Directed by Jose Padilha
Starring Joel Kinnaman, Michael Keaton, Gary Oldman, Michael K. Williams, Abbie Cornish, Jackie Earle Haley
There’s a scene in this latest update of a fondly remembered ‘80s franchise where all the mechanical bits appended to the titular character, aka honest cop in a bad city Alex Murphy (the charmless Joel Kinnaman) are removed to show exactly how much man is in the machine. He’s pretty much just a brain and a face with lungs (and, absurdly, one hand) lacking arms, legs and, tellingly, genitals. Which is fitting, because the film itself is completely lacking in balls, too.
Eschewing the visceral violence and black, over the top social satire of Paul Verhoeven’s original 1987 sly schlocker, the 2014 model is a dour and joyless affair, shackled by a teen-friendly rating to insure bums on seats, but also lumbered with a plodding storyline and lacklustre themes , more concerned with having Michael Keaton’s affably evil CEO and Gary Oldman’s conflicted scientist (their names are unmemorable and, ultimately, unimportant – there’s no Clarence Bodikker/Dick Jones double act here) argue the ethics of combat prosthesis than shooting rapists in the dick.
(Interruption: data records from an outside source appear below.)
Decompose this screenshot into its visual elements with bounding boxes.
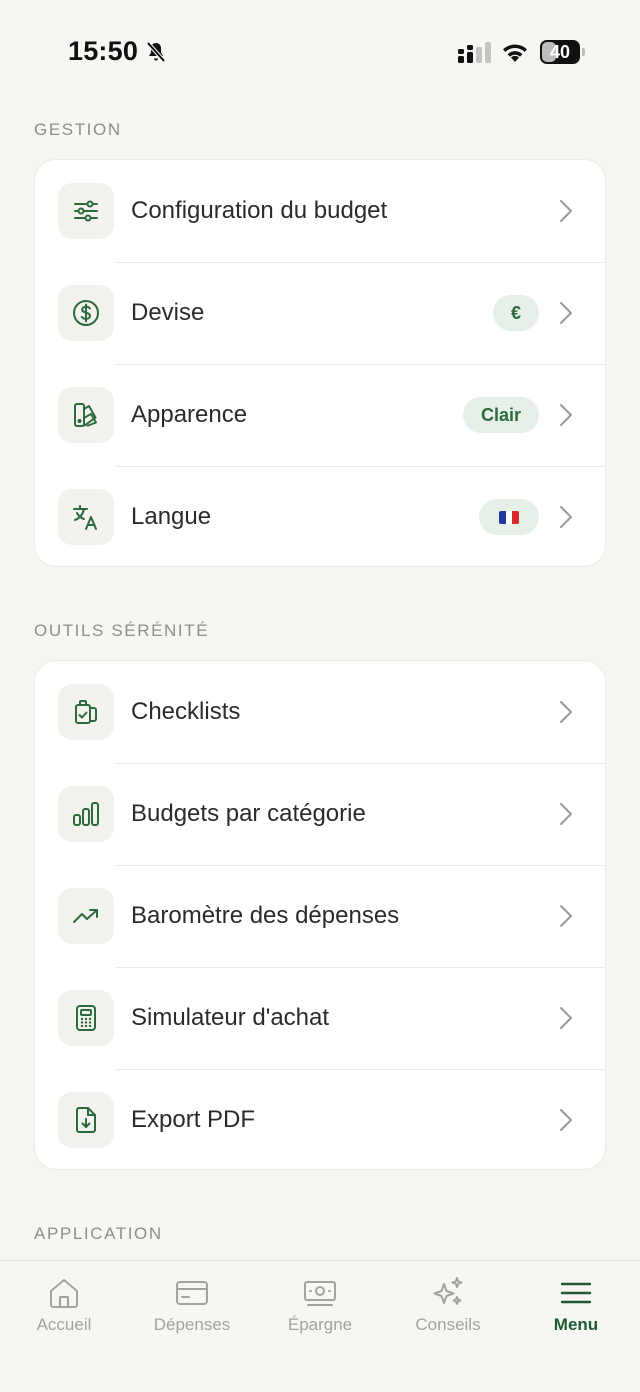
menu-item-checklists[interactable]: Checklists: [35, 661, 605, 763]
tab-epargne[interactable]: Épargne: [256, 1261, 384, 1361]
language-badge: [479, 499, 539, 535]
outils-card: Checklists Budgets par catégorie Baromèt…: [34, 660, 606, 1170]
chevron-right-icon: [560, 1109, 572, 1131]
clipboard-check-icon: [58, 684, 114, 740]
menu-item-category-budgets[interactable]: Budgets par catégorie: [35, 763, 605, 865]
chevron-right-icon: [560, 1007, 572, 1029]
menu-item-budget-config[interactable]: Configuration du budget: [35, 160, 605, 262]
trending-up-icon: [58, 888, 114, 944]
tab-label: Accueil: [36, 1315, 92, 1334]
currency-badge: €: [493, 295, 539, 331]
bar-chart-icon: [58, 786, 114, 842]
file-download-icon: [58, 1092, 114, 1148]
battery-indicator: 40: [540, 40, 586, 64]
chevron-right-icon: [560, 404, 572, 426]
sliders-icon: [58, 183, 114, 239]
bell-slash-icon: [146, 41, 166, 63]
menu-item-label: Budgets par catégorie: [131, 800, 366, 827]
cellular-signal-icon: [458, 42, 491, 63]
flag-fr-icon: [499, 510, 519, 524]
gestion-card: Configuration du budget Devise € Apparen…: [34, 159, 606, 567]
menu-item-label: Devise: [131, 299, 205, 326]
dollar-circle-icon: [58, 285, 114, 341]
tab-depenses[interactable]: Dépenses: [128, 1261, 256, 1361]
appearance-badge: Clair: [463, 397, 539, 433]
menu-item-label: Checklists: [131, 698, 241, 725]
menu-item-language[interactable]: Langue: [35, 466, 605, 566]
menu-item-label: Baromètre des dépenses: [131, 902, 400, 929]
chevron-right-icon: [560, 302, 572, 324]
tab-menu[interactable]: Menu: [512, 1261, 640, 1361]
menu-item-label: Configuration du budget: [131, 197, 388, 224]
menu-item-spending-barometer[interactable]: Baromètre des dépenses: [35, 865, 605, 967]
wifi-icon: [503, 44, 527, 62]
chevron-right-icon: [560, 506, 572, 528]
home-icon: [50, 1279, 78, 1308]
menu-item-purchase-simulator[interactable]: Simulateur d'achat: [35, 967, 605, 1069]
card-icon: [176, 1281, 208, 1305]
tab-label: Épargne: [287, 1315, 353, 1334]
battery-percentage: 40: [549, 42, 571, 62]
menu-item-currency[interactable]: Devise €: [35, 262, 605, 364]
chevron-right-icon: [560, 905, 572, 927]
status-bar: 15:50 40: [0, 0, 640, 100]
status-time: 15:50: [68, 36, 139, 66]
sparkles-icon: [433, 1277, 463, 1305]
menu-item-label: Simulateur d'achat: [131, 1004, 330, 1031]
section-title-application: APPLICATION: [34, 1224, 163, 1243]
translate-icon: [58, 489, 114, 545]
tab-label: Menu: [553, 1315, 599, 1334]
tab-label: Dépenses: [153, 1315, 231, 1334]
chevron-right-icon: [560, 200, 572, 222]
menu-icon: [560, 1282, 592, 1304]
tab-accueil[interactable]: Accueil: [0, 1261, 128, 1361]
tab-label: Conseils: [415, 1315, 481, 1334]
section-title-gestion: GESTION: [34, 120, 122, 139]
calculator-icon: [58, 990, 114, 1046]
menu-item-label: Export PDF: [131, 1106, 256, 1133]
section-title-outils: OUTILS SÉRÉNITÉ: [34, 621, 210, 640]
menu-item-label: Apparence: [131, 401, 248, 428]
chevron-right-icon: [560, 803, 572, 825]
tab-bar: Accueil Dépenses Épargne Conseils Menu: [0, 1260, 640, 1392]
palette-icon: [58, 387, 114, 443]
menu-item-export-pdf[interactable]: Export PDF: [35, 1069, 605, 1169]
menu-item-label: Langue: [131, 503, 212, 530]
menu-item-appearance[interactable]: Apparence Clair: [35, 364, 605, 466]
chevron-right-icon: [560, 701, 572, 723]
tab-conseils[interactable]: Conseils: [384, 1261, 512, 1361]
banknote-icon: [304, 1281, 336, 1306]
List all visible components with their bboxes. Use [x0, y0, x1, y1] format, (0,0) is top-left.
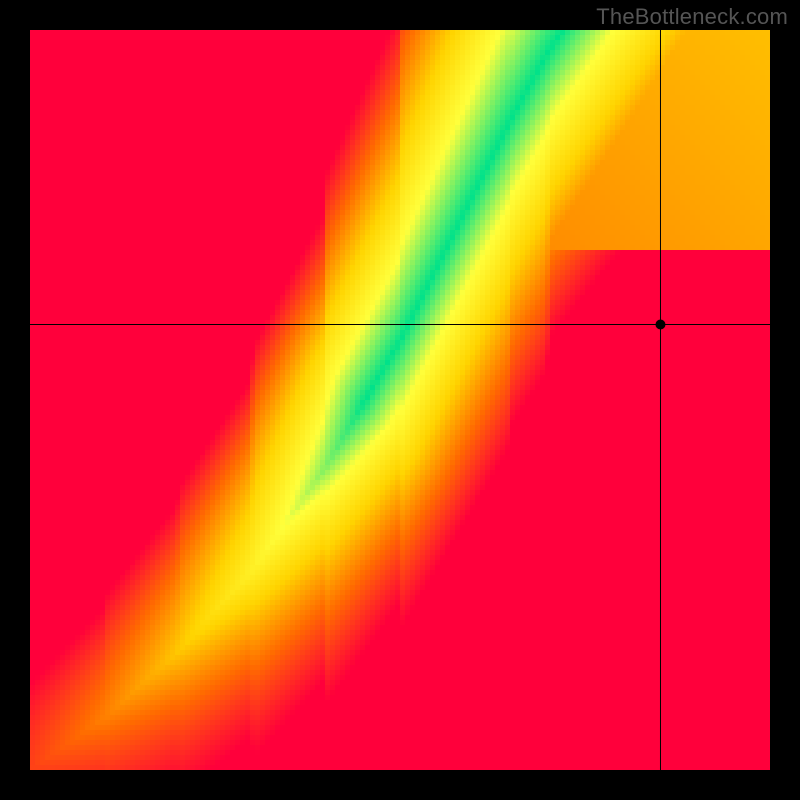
brand-watermark: TheBottleneck.com: [596, 4, 788, 30]
heatmap-plot: [30, 30, 770, 770]
figure-root: TheBottleneck.com: [0, 0, 800, 800]
heatmap-canvas: [30, 30, 770, 770]
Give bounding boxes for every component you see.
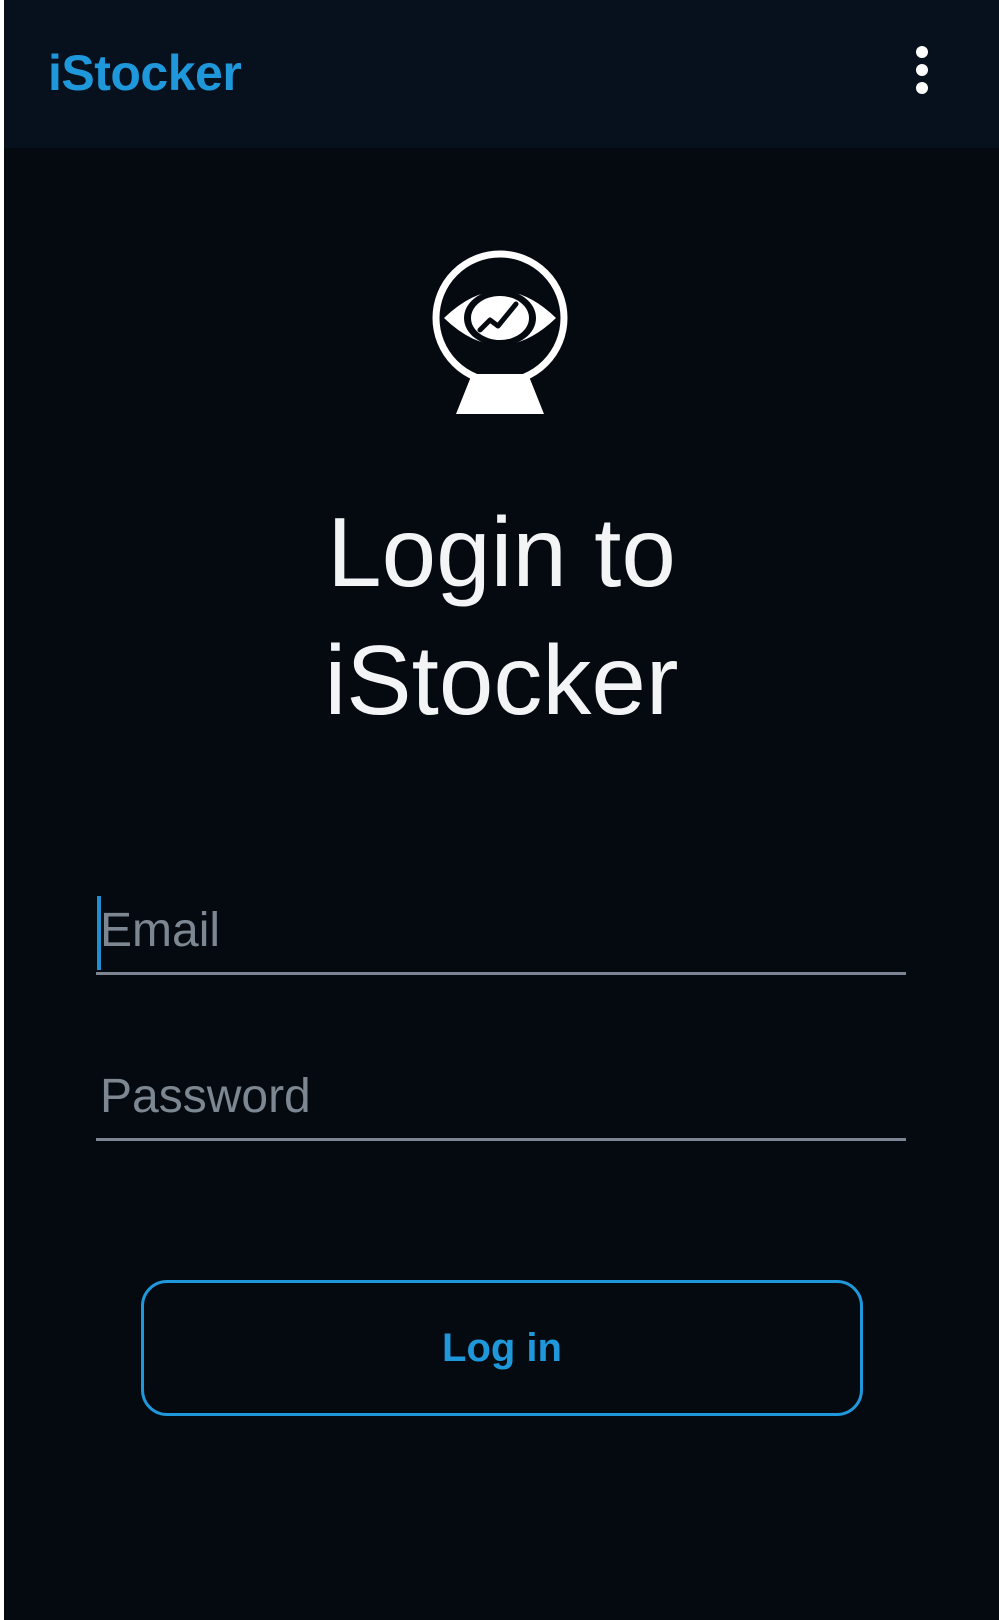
eye-chart-icon (432, 250, 568, 414)
app-title: iStocker (48, 45, 242, 101)
email-field[interactable] (96, 882, 906, 975)
login-screen: iStocker Login to iStocker Log in (4, 0, 999, 1620)
email-input[interactable] (96, 890, 906, 970)
page-title: Login to iStocker (4, 488, 999, 744)
app-bar: iStocker (4, 0, 999, 148)
more-vert-icon[interactable] (910, 40, 934, 100)
password-field[interactable] (96, 1048, 906, 1141)
page-title-line-2: iStocker (324, 625, 679, 735)
page-title-line-1: Login to (327, 497, 676, 607)
login-button[interactable]: Log in (141, 1280, 863, 1416)
password-input[interactable] (96, 1056, 906, 1136)
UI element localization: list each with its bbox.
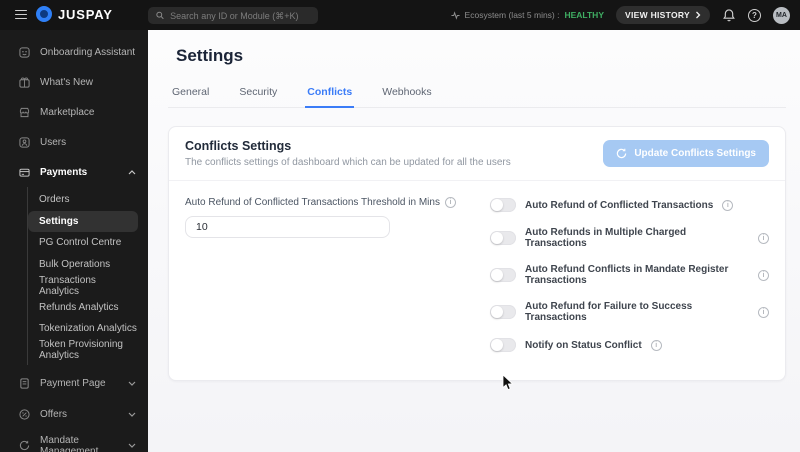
update-conflicts-settings-button[interactable]: Update Conflicts Settings bbox=[603, 140, 769, 167]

Murphy – blown all to hell by a fairly unremarkably third-tier bad guy and thus the perfect faceman for a plot to make Americans accept a robot police force – mopes about his family who, in turn, mope about him (Abbie Cornish, who plays Murphy’s wife, squeezes out her bodyweight in tears over the course of the film). There’s the occasional spot of generic action, but these beats feel perfunctory and uninspired. Disappointment is only compounded when you consider Brazilian director Jose Padilha’s work on his Elite Force series, action films which are violent, sharp and politically aware in ways that Robocop can’t even dream of aspiring to.
Admittedly, there are some superficially cool elements that the undemanding might get a kick out of. This new Robocop – character, not film – is a faster, sleeker model than the lumbering ‘87 macine; the costume – apart from that freaky looking fleshy hand – is a nice bit of business and they give him a motorcycle, which looks neat. Add to that some cursory meditations on the surveillance state and the odd shot of a flying combat drone and you have something that might fool the unwary into thinking it’s not that bad.
But it is. In fact, it’s worse than that. It’s product, pure and simple, with none of the bites-the-hand anarchism that made the original such an indelible classic. It feels haphazard and cobbled together, a film by committee rather than the product of a singular vision. In the original film, the cyborg Murphy was forced to sustain his fleshy bits with baby food and that’s, ironically enough, exactly what this is – pabulum for the masses, suitable only for the immature and easily amused. Skip it.